In response to questions from Ms. Lanza, Ms. Moore also said that the Smithens do not plan to have amplified live music at the winery. She said that solar-powered parking lot lighting will only be used to help illuminate the lot in the early evening hours when it begins to get dark early toward the end of the season.

She added that the property also has a vegetative buffer between the wine tasting area and the neighbors.
“Let’s keep it as undeveloped as possible. That is the goal here, to keep it looking as simple as possible,” Ms. Moore said. “I think the site plan speaks for itself. I hope you will approve it as soon as possible.”

Another planned wine-tasting room further east on Oregon Road in Cutchogue also drew fire from Mr. Euring during Monday’s meeting. Lieb Vines owners plan to convert a 5,569-square-foot building to a wine tasting and storage area.
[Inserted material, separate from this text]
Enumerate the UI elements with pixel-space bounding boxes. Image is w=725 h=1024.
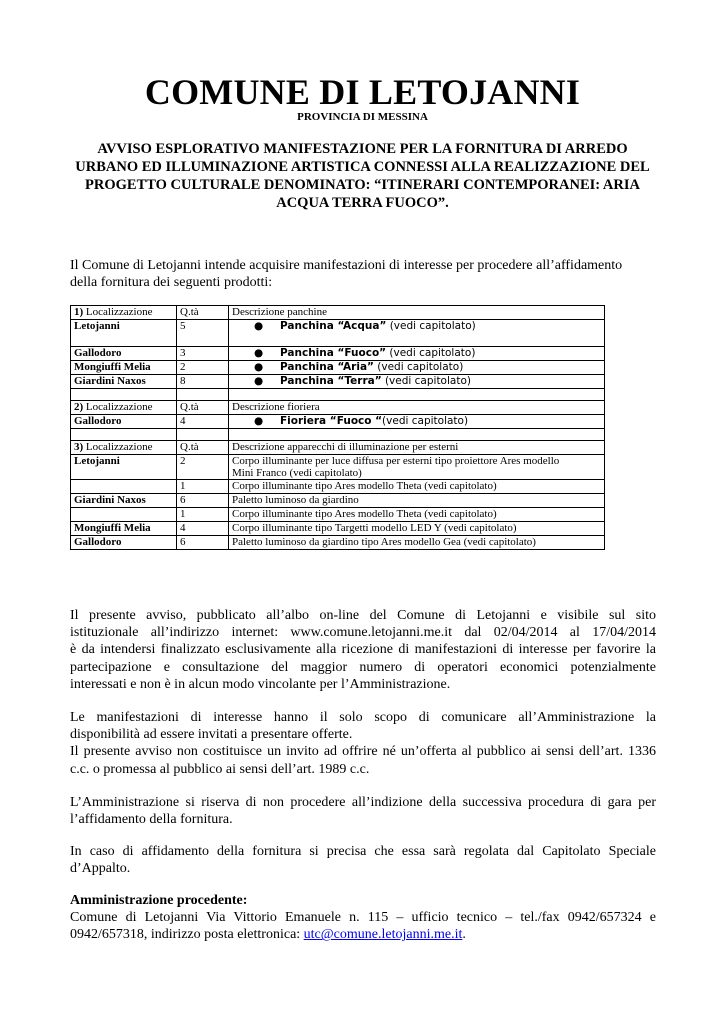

Mr. Euring said that he and others in the neighborhood were opposed to the change, and added later that he believed the town needs to set better standards for what is allowed at wineries, including whether tasting rooms should always be allowed.
“If you let one have one, you’ve gotta let them all,” he said. “We’re interested to have it defined more.”

Lieb Vines attorney Abigail Wickham said that, while Mr. Euring’s comments might be pertinent to other wineries, it was not relevant to Lieb Vines which is not anywhere near Mr. Euring’s Mattituck home.

“Mr. Lieb, who lives close to this, is certainly aware of the concerns,” she said. “He has helped preserve the character of Oregon Road. I hope you will help him to do that.”